On New Year’s Eve I met my online friend (just kidding, we go to the same university but for some reason we never make time for one another so we’re basically “online friends”. I know he’s going to hate me when he reads this ((not that theres anything wrong with online friends)).), Kiely, for lunch at Gyo-O. You can find his food blog here: Paradise By The Oven Light.
Gyo-O is located on Cambie at Sexsmith in Continental Centre. We noticed that its closed every second Wednesday. Kiely raised a very good point: how do we know if its a second Wednesday? Also, it’s good to know that they are “Cash Only”, one of my least favourite things about Richmond. I hate cash because its dirty. Plus, cash back credit cards? I’m not going to say no! Gyo-O is part of the Gyoza King Group. Their original location, Gyoza King, is on Robson.
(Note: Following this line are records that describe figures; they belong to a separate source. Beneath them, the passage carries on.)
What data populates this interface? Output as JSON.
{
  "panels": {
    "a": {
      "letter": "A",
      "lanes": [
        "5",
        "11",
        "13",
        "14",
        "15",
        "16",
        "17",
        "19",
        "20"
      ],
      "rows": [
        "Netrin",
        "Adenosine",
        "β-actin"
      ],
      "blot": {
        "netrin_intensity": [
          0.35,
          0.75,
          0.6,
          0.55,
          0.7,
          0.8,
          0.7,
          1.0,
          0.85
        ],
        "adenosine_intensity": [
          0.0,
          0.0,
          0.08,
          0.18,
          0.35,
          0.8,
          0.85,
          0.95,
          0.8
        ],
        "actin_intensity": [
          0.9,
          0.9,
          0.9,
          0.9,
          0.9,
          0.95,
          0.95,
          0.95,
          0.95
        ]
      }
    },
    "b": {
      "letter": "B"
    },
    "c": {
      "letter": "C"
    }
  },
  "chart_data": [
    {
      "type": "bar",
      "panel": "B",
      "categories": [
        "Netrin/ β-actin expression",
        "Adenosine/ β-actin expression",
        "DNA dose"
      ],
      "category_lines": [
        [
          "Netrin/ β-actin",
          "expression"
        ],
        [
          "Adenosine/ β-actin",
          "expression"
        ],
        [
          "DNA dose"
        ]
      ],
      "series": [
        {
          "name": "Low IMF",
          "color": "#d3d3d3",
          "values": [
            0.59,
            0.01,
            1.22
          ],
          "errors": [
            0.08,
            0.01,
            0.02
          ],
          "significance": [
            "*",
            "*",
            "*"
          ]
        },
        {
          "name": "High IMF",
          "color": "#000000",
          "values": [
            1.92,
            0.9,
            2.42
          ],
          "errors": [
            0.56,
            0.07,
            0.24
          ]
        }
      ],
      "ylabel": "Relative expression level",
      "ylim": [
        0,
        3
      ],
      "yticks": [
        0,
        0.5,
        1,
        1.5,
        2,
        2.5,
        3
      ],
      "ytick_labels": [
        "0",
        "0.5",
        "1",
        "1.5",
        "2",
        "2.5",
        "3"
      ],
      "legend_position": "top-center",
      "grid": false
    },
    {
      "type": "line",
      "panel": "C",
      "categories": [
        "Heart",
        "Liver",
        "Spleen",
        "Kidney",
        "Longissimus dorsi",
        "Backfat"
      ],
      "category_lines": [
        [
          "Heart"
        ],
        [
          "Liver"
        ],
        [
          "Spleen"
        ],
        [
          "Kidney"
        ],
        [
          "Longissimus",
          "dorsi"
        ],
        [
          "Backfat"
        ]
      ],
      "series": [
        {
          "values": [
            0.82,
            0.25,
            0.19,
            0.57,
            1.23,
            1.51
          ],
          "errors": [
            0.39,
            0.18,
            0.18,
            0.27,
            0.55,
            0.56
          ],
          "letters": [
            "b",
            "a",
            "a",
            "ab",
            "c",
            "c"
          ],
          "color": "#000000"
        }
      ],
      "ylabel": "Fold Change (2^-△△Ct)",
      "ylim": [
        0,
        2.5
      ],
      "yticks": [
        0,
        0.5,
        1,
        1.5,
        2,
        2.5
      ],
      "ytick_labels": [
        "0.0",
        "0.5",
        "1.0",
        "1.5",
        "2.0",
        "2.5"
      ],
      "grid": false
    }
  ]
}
They also own G-Men / Ramen Izakaya @ NanChuu 南廚 which used to be two separate restaurants in Richmond. And as well as Chicco Coffee & Dessert Bar (which I’ve never heard of… but give me a break, noob food blogger here okay?).
We arrived around 2 pm and waited for about 15 minutes before we were seated. The table was sticky.
The interior is absolutely gorgeous! I loved it so much. The walls are decorated with wooden planks with Japanese characters.
I ordered the Deepfried Chicken Bukkake Udon with Egg ($10.75). Its described as “Deepfried Chicken with Halh Boiled on Dry Udon”. The menu advised us: “Instead of dipping udon noodles in the sauce, it is served with sauce on the side to pour on the udon. Mix it together with our special dressing and poached egg. Since it isn’t served in soup, you are able to enjoy and indulge the original texture and flavor of our udon noodles. In Japan, people eat it cold in summer to survive the Japanese hot summer and they eat it hot during winter”.
This was a fun dish because it was interactive, in the sense that I had to do some preparations of my own by pouring in the sauce and mixing it in with the udon. Unfortunately, I found the special dressing to be too salty.
After mixing it, I was able to taste the original texture of the udon noodles, as promised by the menu. The udon noodles here were very chewy and slippery. I’m not sure if its because I’m biased and prefer udon noodles over other types of noodles or if it was good. The half boiled (aka poached, which by the way, was poached perfectly) egg made the liquid special dressing into a thick broth. However, ultimately I did find it to be salty and that took away from the dish. The flavour was one-dimensional otherwise, which is something I typically like about udon soups.
The chicken was delicious. It came with six pieces. The kara-age did become soggy with the broth but it went well together and I liked it.
Kiely ordered the Seafood Yukke Don ($10.75) (aka Kaisen Yukke Don). This is their most popular dish. Its “Chopped Tuna, Salmon, Squid, Prawn, Fishcake, Tako wasabi in marinated Sweet Soy sauce with Half Boiled Egg on Rice”. I’ve tried this on a previous visit and I can understand why its their most popular dish. Its meant to be mixed together (once you do mix it together, it does not look as appetizing) but it is absolutely amazing! Food heaven in a bowl. Kiely typically does not enjoy raw fish but he was okay with it in this dish as it was diced into small pieces and its fishiness was masked with the heavy marinade. He found it very fresh and enjoyed it very much.
In conclusion, we love Gyo-O! I definitely find myself craving Gyo-O but my mother (whom I dine with most frequently) prefers their sister, G-Men / Ramen Izakaya @ NanChuu 南廚. But I’m coming back!